I know your standards are high, and given that you live in NYC, there's an awful lot to live up to for most "presentations." Sadly, as is true in the movie business, those making the decisions and doing the conceptions aren't necessarily gifted enough to be playing with the professionals.
I love the singing in the Lupone-Chenoweth "Candide"...primarily, though, the singing of Chenoweth and the tenor who sings "Candide."
And I find the "Make Our Garden Grow" number thrilling/chilling to hear.
But I can see more finely tuned tastes deploring the ramshackledyness of it all.
Bernstein never liked the 1973 version because it trivialized his score, put music written for one locale into another, and cut too much of it. He had similar problems with the City Opera version, which crammed into the basic 1973 rewrite more music, but often not where the musical parodies lie, such as dumping the Ravel-like "Paris Waltz" into either South America or another spot, and removing or reassigning a lot of Cuinegonde's music because she doesn't appear much in Act Two of the City Opera version.

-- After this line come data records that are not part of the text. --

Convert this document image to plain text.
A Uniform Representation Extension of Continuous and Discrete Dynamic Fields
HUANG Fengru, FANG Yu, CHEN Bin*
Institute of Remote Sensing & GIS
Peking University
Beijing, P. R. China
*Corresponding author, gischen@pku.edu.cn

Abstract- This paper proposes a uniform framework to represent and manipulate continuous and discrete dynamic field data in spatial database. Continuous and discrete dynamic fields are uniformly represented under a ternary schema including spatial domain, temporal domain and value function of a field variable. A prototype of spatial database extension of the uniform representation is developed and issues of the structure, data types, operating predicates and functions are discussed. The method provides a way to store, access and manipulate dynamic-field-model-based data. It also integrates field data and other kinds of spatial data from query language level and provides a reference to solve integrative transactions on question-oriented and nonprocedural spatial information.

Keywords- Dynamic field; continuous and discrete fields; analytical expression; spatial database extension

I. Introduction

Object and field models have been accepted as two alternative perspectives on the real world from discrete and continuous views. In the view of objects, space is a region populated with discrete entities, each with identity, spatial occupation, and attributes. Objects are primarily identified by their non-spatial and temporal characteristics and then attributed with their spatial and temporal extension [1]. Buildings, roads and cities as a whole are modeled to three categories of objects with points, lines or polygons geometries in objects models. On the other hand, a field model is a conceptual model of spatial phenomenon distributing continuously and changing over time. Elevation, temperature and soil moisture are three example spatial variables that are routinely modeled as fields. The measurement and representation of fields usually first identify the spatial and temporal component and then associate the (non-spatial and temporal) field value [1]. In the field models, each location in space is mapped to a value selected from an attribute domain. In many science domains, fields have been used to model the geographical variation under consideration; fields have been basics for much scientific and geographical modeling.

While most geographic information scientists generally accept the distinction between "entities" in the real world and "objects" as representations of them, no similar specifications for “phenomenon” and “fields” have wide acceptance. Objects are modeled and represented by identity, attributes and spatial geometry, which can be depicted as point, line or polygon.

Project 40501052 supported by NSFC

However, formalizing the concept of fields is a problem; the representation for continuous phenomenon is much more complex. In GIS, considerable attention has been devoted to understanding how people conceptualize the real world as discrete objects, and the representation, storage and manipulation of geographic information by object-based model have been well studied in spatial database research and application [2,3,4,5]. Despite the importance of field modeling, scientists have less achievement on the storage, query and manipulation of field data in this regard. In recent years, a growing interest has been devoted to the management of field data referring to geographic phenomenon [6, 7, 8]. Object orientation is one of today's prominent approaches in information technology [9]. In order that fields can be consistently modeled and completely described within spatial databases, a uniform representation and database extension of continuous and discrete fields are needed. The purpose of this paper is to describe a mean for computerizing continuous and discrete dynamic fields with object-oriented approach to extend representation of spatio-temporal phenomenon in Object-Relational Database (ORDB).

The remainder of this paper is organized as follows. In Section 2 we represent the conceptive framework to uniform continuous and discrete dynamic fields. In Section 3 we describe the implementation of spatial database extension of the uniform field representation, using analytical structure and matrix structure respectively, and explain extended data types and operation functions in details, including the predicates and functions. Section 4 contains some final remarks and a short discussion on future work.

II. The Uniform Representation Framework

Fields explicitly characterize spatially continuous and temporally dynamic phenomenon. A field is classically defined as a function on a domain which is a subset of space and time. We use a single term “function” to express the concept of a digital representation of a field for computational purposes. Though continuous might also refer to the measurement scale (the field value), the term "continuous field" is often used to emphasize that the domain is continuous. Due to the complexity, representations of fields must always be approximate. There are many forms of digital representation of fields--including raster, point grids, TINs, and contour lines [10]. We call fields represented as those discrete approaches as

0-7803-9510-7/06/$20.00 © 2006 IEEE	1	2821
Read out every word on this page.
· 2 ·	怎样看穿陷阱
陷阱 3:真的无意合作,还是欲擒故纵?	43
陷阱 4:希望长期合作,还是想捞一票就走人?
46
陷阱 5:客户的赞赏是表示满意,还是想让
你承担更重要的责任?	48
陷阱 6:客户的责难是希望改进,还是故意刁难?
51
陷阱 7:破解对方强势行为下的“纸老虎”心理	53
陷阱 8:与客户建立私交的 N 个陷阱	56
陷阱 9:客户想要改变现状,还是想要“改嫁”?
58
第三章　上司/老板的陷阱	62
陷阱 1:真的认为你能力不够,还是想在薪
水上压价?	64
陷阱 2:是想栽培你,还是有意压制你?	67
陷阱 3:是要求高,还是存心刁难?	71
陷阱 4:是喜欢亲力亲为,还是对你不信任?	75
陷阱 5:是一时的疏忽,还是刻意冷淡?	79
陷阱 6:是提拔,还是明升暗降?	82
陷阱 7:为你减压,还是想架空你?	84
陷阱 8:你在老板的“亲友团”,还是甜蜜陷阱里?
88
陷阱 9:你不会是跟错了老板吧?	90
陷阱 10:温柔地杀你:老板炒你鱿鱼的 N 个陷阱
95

I've seen Lonny Price do good work, but not here: he chooses the 1973 version for his basic text, Lupone is not a legit enough singer: the Old Lady is a legit mezzo role - the work is, after all, an operatic spoof as well as Bernstein running through Western Music of the past 300 years. This is one of my favorie pieces, and I think the Philharmonic and Marin alsop should be embarassed by what they did to Bernstein. The 1968 50th birthday concert was far superior.